Nos métayers de la Borderie vinrent, les pauvres gens, tout désespérés, ne sachant plus où ils en étaient. Ils parlaient d’aller se louer chacun de son côté, de manière qu’il nous fallut les rassurer un peu et leur dire que nous leur aiderions à se tirer de ce mauvais pas : et en effet, il nous fallut leur fournir le blé toute une année.

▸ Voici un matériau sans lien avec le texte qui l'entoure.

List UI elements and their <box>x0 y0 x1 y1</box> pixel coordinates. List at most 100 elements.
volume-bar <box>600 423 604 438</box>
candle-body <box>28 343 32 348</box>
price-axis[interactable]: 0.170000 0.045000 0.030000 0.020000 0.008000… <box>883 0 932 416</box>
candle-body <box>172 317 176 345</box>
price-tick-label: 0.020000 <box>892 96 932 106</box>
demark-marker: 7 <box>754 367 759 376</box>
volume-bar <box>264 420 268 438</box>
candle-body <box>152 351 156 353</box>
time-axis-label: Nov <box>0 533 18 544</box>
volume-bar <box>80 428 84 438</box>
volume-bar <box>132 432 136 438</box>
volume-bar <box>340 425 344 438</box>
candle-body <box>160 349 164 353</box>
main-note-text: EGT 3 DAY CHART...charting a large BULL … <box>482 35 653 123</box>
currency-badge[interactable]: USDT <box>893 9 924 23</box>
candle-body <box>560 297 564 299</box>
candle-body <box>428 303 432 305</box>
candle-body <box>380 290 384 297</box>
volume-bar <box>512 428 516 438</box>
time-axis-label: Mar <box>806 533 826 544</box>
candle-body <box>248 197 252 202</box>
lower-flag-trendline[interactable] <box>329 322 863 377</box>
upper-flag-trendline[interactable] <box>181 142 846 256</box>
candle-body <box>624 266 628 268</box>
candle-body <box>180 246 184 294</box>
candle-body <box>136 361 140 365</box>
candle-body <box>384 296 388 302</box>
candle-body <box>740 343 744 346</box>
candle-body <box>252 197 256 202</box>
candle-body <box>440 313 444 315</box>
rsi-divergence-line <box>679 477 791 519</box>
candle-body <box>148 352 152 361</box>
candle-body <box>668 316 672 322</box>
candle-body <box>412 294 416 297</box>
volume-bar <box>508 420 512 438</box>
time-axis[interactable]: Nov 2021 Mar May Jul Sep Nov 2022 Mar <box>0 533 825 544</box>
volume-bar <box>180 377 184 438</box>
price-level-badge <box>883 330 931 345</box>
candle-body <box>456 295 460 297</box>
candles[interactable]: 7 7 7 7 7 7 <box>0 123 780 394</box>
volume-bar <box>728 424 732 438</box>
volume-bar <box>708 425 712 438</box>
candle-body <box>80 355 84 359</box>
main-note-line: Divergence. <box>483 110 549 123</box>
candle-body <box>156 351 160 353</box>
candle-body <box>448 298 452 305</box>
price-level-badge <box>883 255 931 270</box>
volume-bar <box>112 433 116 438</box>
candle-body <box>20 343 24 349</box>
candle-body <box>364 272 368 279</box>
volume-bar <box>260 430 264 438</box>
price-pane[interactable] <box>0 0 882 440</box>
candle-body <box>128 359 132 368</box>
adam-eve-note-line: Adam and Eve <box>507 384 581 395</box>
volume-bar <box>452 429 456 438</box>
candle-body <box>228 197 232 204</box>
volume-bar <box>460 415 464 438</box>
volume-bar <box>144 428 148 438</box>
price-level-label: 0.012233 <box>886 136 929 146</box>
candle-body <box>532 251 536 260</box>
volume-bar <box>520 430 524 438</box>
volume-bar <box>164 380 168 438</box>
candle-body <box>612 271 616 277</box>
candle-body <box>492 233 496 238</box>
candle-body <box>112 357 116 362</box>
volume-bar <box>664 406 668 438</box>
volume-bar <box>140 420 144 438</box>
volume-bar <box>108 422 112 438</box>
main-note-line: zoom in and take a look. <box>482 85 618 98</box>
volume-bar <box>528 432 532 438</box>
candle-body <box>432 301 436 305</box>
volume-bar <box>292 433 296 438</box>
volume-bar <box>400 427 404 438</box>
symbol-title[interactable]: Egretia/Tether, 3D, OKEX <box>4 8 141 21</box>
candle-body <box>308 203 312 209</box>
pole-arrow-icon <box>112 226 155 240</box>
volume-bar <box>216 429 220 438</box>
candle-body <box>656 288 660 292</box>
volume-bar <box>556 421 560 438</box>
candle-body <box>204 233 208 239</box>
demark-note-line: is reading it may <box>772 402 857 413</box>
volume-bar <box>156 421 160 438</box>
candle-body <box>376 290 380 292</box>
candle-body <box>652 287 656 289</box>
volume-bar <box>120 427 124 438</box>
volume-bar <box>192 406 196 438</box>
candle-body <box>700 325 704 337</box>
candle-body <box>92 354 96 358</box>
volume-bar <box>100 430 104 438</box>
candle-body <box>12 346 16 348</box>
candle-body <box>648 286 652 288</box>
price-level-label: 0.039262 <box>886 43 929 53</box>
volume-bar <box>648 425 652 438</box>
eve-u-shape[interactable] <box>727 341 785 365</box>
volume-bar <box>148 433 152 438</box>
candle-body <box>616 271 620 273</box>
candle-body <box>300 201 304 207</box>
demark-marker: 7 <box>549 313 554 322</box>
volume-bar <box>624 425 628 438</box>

Mais, ce n’était pas eux seulement qui avaient recours vers nous. Il se trouvait que, comme les apparences de la récolte étaient très bonnes, le prix du blé était descendu beaucoup, ce pourquoi mon oncle en avait acheté dans les environs de deux cent cinquante sacs. Aussi les gens venaient au moulin emprunter une quarte, deux quartes, un sac de blé, et nous le prêtions, sans autre condition que de le rendre l’année d’après.

Tout le monde ne fit pas comme ça, entre autres M. Lacaud. Il disait qu’il était aussi en peine que ses métayers, ayant perdu sa part de récolte comme eux.